Reflection and Refraction — Incident, reflected, and refracted rays at an interface. Fresnel reflectance, critical angle visualization, TIR detection. All angles labeled with arc overlays.

Color Vision — Additive RGB mixing with real blend-mode simulation. Spectrum picker, color blindness simulator (Protanopia, Deuteranopia, Tritanopia), and subtractive CMY mixing.

Atomic and Nuclear

Build an Atom — Place protons, neutrons, and electrons. Elements 1–20 plus Fe, Cu, Ag, Au, Pb, U. Mini periodic table highlights the current element.

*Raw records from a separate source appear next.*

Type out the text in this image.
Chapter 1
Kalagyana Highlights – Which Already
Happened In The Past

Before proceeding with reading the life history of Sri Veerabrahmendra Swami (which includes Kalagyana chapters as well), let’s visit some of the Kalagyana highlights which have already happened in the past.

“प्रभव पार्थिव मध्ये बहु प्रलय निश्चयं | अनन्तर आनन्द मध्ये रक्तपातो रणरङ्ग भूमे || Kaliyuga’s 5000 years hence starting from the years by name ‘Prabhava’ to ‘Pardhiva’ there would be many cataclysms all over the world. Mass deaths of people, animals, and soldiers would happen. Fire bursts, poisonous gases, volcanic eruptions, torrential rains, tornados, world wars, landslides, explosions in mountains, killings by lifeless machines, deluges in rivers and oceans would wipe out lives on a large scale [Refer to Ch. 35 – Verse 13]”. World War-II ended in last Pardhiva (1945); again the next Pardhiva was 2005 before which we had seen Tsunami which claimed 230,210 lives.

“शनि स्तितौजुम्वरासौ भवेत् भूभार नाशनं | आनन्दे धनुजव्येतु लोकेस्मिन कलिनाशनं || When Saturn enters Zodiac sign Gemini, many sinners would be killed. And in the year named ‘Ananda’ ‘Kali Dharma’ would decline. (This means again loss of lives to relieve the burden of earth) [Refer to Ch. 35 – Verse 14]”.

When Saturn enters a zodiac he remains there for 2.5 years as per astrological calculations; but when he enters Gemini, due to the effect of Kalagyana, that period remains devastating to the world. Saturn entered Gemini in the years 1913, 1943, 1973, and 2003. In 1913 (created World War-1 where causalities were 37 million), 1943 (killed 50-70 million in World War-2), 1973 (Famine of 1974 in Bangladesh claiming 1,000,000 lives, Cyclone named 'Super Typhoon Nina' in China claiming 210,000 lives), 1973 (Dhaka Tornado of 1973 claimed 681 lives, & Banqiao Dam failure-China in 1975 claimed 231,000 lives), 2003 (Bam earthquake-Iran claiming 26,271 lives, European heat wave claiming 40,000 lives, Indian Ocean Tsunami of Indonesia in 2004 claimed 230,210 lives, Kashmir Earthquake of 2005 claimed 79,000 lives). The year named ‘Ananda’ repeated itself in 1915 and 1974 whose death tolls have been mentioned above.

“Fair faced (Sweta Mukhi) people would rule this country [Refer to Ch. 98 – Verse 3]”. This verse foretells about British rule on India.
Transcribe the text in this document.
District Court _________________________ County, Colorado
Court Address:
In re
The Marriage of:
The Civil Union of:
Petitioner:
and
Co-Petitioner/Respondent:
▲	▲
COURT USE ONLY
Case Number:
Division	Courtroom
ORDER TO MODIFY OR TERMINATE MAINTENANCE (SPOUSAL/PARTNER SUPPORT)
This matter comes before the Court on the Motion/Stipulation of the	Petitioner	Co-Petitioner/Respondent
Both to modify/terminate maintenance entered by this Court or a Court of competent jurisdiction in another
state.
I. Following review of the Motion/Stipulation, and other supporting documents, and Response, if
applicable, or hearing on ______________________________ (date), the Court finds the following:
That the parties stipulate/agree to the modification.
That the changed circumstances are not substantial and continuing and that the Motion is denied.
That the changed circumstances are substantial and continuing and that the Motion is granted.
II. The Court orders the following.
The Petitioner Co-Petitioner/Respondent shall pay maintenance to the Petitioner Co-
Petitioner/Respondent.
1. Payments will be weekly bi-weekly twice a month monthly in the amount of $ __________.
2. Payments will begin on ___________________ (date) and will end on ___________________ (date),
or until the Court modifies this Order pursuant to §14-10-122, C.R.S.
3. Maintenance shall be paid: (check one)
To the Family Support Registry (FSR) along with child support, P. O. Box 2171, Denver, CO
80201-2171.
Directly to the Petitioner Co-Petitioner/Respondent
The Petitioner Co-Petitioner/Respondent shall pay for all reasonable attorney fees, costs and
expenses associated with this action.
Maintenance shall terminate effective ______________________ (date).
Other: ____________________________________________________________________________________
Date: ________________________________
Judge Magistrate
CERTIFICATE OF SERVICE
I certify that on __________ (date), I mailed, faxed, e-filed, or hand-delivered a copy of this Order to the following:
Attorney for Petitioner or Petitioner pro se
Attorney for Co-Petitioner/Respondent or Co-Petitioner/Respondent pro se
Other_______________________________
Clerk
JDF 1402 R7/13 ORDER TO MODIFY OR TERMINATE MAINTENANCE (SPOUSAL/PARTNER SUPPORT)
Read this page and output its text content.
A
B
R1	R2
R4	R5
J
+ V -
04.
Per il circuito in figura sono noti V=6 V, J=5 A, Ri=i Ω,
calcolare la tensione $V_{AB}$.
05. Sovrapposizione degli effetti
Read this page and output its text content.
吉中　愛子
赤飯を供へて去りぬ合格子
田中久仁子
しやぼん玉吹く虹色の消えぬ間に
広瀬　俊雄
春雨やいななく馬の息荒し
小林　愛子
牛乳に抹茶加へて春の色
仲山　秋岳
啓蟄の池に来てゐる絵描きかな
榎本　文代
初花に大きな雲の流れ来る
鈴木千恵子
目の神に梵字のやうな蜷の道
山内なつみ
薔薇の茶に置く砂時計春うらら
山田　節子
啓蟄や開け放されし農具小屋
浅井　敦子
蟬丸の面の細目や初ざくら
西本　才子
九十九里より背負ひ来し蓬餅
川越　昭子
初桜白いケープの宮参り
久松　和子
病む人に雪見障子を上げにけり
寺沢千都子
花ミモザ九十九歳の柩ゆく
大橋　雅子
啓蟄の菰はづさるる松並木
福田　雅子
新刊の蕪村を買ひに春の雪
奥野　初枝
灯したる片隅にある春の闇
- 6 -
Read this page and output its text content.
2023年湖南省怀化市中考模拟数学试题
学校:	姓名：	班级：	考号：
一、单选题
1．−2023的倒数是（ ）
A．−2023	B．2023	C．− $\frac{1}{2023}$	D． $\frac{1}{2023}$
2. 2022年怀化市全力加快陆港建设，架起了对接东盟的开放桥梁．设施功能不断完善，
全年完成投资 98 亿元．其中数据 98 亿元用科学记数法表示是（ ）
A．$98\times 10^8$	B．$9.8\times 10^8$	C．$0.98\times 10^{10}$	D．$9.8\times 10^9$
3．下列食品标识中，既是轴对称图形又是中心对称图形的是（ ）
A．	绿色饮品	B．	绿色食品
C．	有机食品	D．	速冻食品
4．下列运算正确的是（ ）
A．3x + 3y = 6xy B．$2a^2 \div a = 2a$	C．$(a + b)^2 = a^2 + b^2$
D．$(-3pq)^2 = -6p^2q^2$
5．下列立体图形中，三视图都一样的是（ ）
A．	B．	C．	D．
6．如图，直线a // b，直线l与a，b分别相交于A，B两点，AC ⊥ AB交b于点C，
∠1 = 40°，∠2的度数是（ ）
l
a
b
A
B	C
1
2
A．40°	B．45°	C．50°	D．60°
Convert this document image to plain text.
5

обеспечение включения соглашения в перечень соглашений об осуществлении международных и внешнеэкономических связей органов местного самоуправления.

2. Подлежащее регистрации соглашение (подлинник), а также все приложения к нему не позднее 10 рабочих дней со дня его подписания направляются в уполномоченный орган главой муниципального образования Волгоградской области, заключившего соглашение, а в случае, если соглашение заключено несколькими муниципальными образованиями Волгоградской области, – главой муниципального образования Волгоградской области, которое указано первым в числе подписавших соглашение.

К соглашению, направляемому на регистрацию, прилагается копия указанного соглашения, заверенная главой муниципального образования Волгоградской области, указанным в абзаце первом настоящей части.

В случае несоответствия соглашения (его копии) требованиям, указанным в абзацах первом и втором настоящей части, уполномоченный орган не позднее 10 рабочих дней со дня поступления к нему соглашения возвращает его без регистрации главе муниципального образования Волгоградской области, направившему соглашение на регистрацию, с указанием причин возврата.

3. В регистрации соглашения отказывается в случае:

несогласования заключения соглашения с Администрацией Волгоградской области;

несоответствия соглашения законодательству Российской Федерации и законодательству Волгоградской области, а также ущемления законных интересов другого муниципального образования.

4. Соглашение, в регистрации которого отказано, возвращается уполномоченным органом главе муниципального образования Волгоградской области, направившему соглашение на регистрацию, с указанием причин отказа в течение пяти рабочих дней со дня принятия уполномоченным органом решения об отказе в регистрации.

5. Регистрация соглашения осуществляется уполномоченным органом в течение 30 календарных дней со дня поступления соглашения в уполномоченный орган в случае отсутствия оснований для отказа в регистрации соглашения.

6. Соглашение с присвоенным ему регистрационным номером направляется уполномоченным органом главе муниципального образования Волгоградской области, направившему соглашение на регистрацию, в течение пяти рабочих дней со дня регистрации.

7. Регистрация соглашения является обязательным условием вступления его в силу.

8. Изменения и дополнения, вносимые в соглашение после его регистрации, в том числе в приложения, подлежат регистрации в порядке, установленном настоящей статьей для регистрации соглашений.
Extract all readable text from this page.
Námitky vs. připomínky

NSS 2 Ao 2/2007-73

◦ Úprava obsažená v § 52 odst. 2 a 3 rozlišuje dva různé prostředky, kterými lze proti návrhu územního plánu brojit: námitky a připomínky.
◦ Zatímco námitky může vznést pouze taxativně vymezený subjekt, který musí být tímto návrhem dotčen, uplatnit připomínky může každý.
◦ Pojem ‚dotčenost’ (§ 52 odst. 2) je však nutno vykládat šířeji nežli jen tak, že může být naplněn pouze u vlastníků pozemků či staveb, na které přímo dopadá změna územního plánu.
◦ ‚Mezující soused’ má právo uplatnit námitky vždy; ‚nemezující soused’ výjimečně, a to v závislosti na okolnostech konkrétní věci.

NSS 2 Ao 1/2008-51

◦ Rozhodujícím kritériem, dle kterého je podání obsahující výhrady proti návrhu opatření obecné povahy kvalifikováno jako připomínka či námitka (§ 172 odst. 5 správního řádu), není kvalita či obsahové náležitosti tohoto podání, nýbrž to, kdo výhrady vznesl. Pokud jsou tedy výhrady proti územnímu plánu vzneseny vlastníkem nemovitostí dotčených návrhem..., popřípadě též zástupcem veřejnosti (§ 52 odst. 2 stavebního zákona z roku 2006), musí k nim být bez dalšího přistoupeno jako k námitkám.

Nuclear Decay — 10×10 grid of atoms decaying in real time. Per-atom probabilistic decay using P = 1 − e^(−λΔt). Compare actual vs theoretical on an SVG graph. Five isotopes with wildly different half-lives.

Rutherford Scattering — Watch alpha particles curve around a gold nucleus. Color-coded trails by deflection angle. Side-by-side comparison of Thomson's plum pudding model and Rutherford's nuclear model.

Nuclear Fission — Chain reaction simulation with moderator blocks, control rods, and a k-effective meter. See the reactor go subcritical, critical, and supercritical.

Space and Gravity

Gravity Force Lab — Two draggable masses, log-scale sliders, real F = Gm₁m₂/r² calculations. Inverse square law bar chart at 1r/2r/3r/4r. Presets for Moon, Earth, Jupiter, and Sun.

Orbit Simulator — Click and drag to launch a satellite. RK4 integration for stable orbits. Live readout: eccentricity, period, apoapsis, periapsis. Rescue mission mode.

Planetary System — N-body gravity with Velocity Verlet integration. Four presets: Solar System, Binary Stars, Figure-8 (the Chenciner-Montgomery solution), Chaotic. Collision merging with momentum conservation.

Black Hole Explorer — Gravitational lensing, accretion disk, photon sphere, ISCO ring, ergosphere. Move your spacecraft toward the Schwarzschild radius and watch time dilation slow to a halt. Spaghettification mode, Hawking radiation visualization.

Chemistry

Element Match — Match elements to symbols and atomic numbers. Good warm-up before any chemistry session.


All 29 games are free and run entirely in your browser — no download, no account. They work on mobile too (most have on-screen controls as fallbacks).